If we safely assume that your question relates more specifically to case studies delivered in McKinsey’s recruiting exercises, then my response would be that the best approach is ALWAYS to take the time, as you yourself have mentioned, to pause, order your thoughts in a structured fashion, and then communicate the response in a McKinsey-preferred manner to your interviewer.
This should be done EVERY SINGLE TIME you are posed a question as you progress through the case, and you should always state your intention to the interviewer in every instance that you do this.
A rough (and wholly unscientific!) consensus seems to be that an acceptable amount of ‘pause time’ is as follows:
I - Initial question: 60 – 90 seconds
This is only true if the initial question asks you to develop a structure, come up with the pertinent issues to test in the case study, elaborate on a few initial ideas, etcetera, etcetera. This seems to be a common opener question with McKinsey case studies. However, if the initial question is not as described above, then please see below.
II - Case questions as Case progresses: 20 seconds (preferably less)
Focus on being structured, exhaustive, creative, and all with a demonstration of business judgement and insight in all cases. Also follow this standard if your opener question is not a question related to initial problem-structuring.
III - Recommendation/Finale question (if asked): 60 seconds (less if you can)

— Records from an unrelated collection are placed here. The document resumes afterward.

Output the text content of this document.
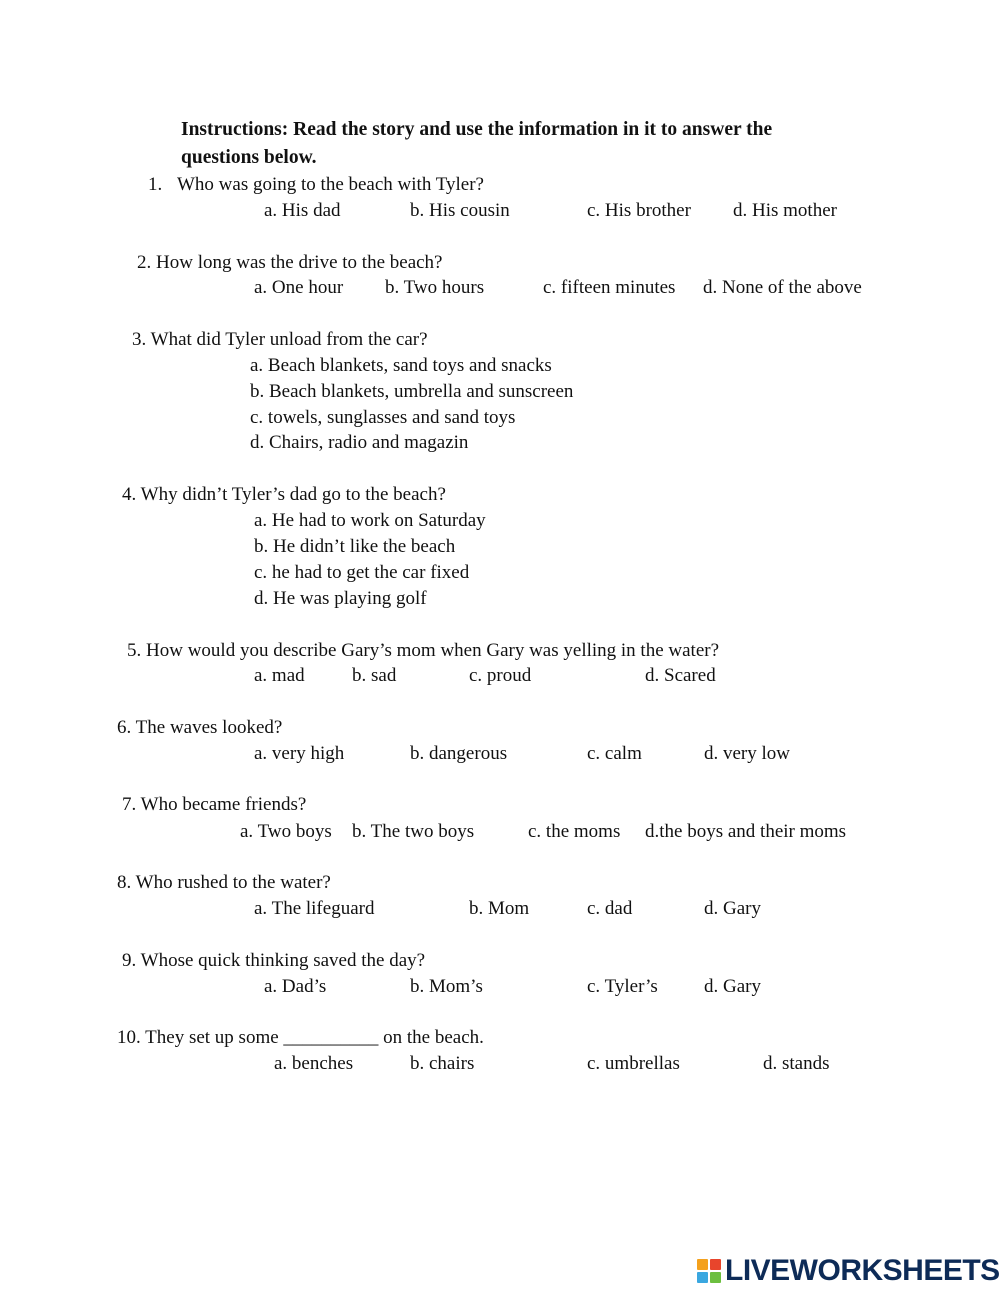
Instructions: Read the story and use the information in it to answer the
questions below.
1. Who was going to the beach with Tyler?
a. His dad	b. His cousin	c. His brother d. His mother
2. How long was the drive to the beach?
a. One hour b. Two hours	c. fifteen minutes d. None of the above
3. What did Tyler unload from the car?
a. Beach blankets, sand toys and snacks
b. Beach blankets, umbrella and sunscreen
c. towels, sunglasses and sand toys
d. Chairs, radio and magazin
4. Why didn’t Tyler’s dad go to the beach?
a. He had to work on Saturday
b. He didn’t like the beach
c. he had to get the car fixed
d. He was playing golf
5. How would you describe Gary’s mom when Gary was yelling in the water?
a. mad b. sad	c. proud	d. Scared
6. The waves looked?
a. very high	b. dangerous	c. calm	d. very low
7. Who became friends?
a. Two boys b. The two boys	c. the moms d.the boys and their moms
8. Who rushed to the water?
a. The lifeguard	b. Mom	c. dad	d. Gary
9. Whose quick thinking saved the day?
a. Dad’s	b. Mom’s	c. Tyler’s d. Gary
10. They set up some __________ on the beach.
a. benches	b. chairs	c. umbrellas	d. stands
LIVEWORKSHEETS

This question does not always appear. Or, when it does appear, it may not always be worded in such a way as to be obvious that it is a recommendation/finale/wrap-up questions. However, for a final question, this amount of time would seem appropriate.
4 Things to Note:
- The above commentary relates only to McKinsey-style interviews to which my limited knowledge of interviewer-led Cases concerns.
- You should follow this approach even when a question is purely qualitative and straightforward.
- I agree that dynamic conversational flow is impaired by this approach, but McKinsey consultants themselves will (usually) preface the start of the session by warning you that you may be severally interrupted during the interview as they take the Case in different directions. That a comprehensive dynamic conversation for the entirety of the interview will not likely be possible is well-understood and accepted.
- Off-the-fly responses with McKinsey can be penalised. In the event this does happen, it will possibly be cited in your post-interview feedback as an area to address as you progress through successive rounds.
Source for this information:
a few consultant colleagues presently with McKinsey, feedback from a McKinsey coach I have worked with, feedback from trusted Case partners who have interviewed with McKinsey, miscellaneous anecdotes from forums where candidates have discussed their experiences with the McKinsey interview process.
All the best in your upcoming interviews!